Am 2. Februar 1811 brachte die Leipziger Zeitung für die elegante Welt (Nr. 24) einen Beitrag von Stephan Schütze (1771-1839), einem Journalisten und Schriftsteller aus dem Umkreis Goethes, mit dem unscheinbaren Titel Schreiben aus Weimar. / den 24. Januar 1811. (Sp. 185-188). Darin stand u.a. zu lesen: »Die Gebildeten der Stadt kennen keine andere Unterhaltung, als Literatur und Kunst. […] Am meisten […] gewinnt die poetische Lektüre die Aufmerksamkeit der Leser. Jedes Buch von Werth ist im Stande, die ganze Stadt schnell in ein lebhaftes Interesse zu versetzen. Die Wahlverwandtschaften wurden gleich nach ihrer Ankunft fast in einem und demselben Abend in allen Häusern gelesen. Andere Schriften wandern fleißig. Das Lied der Nibelungen, das Buch der Liebe, Volkspoesien – alle hatten ihre Tagesordnung. Auf die Markgräfin von Baireuth [Denkwürdigkeiten aus dem Leben der Königl. Preußischen Prinzessinn Friederike Sophie Wilhelmine (Schwester Friedrichs des Großen) Markgräfinn von Bayreuth vom Jahr 1709 bis 1733. Von ihr selbst in französischer Sprache geschrieben. 2 Bde. Tübingen: Cotta 1810-11] folgt jetzt das Käthchen von Heilbron [sic] und die Erzählungen von Kleist, die nach allen Richtungen die Stadt durchkreuzen. Welch ein Vergnügen für die Schriftsteller, durch ihre Gedanken schnell alle Geister zu elektrisiren, und aller Aufmerksamkeit auf sich zu lenken! Und nirgends genießt und empfindet man so unbefangen, so natürlich, so vielseitig, als in Weimar […].« (Sp. 188).

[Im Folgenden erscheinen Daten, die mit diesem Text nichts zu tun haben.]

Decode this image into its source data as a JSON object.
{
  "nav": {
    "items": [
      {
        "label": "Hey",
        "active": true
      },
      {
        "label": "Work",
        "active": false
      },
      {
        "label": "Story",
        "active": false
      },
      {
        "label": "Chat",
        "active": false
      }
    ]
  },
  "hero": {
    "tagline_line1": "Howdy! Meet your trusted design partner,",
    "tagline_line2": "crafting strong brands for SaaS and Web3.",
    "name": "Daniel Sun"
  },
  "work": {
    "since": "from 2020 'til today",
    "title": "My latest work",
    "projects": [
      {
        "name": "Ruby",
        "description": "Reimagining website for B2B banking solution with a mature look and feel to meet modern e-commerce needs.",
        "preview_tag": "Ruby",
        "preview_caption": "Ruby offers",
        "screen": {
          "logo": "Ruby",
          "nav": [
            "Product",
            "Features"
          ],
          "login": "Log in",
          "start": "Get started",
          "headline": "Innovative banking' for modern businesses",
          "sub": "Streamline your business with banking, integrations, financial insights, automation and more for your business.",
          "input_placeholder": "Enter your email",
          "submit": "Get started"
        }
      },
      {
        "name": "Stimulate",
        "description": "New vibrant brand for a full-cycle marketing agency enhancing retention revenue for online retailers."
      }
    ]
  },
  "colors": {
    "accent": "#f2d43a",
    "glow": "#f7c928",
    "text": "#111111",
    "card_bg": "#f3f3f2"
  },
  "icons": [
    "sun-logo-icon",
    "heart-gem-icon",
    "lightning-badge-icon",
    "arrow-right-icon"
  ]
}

Wenige Monate nach seinem Erscheinen im September 1810 wurde das Käthchen von Heilbronn also keineswegs nur von »den Eingeweihten« zur Kenntnis genommen (Uebersicht der deutschen Literatur nach der Michaelismesse, in: Allgemeine Zeitung [München] Nro. 14 vom 14. Januar 1811, S. 53). Wie Ernst Wilhelm Weber 1865 in seiner Geschichte des Weimarischen Theaters überliefert, »entzückte« Kleists Schauspiel »in Weimar viele« – und »viele [wünschten] es auf der Bühne zu sehen«.
Daß es dazu nicht kam, lag bekanntlich an Goethes massiven Vorbehalten gegen Kleist, in dem er Otto Friedrich Gruppe (1804-1876) zufolge »eine gründliche Hypochondrie, eine Lust an der Qual« erkannt haben wollte (Ariadne. Die tragische Kunst der Griechen in ihrer Entwicklung und in ihrem Zusammenhange mit der Volkspoesie. Berlin: Reimer 1834, S. 29f.). Auch wenn sie im Winter 1810/11 »halb Weimar verlangt« zu haben scheint – eine erneute Kleist-Aufführung war mit Goethe nicht zu machen.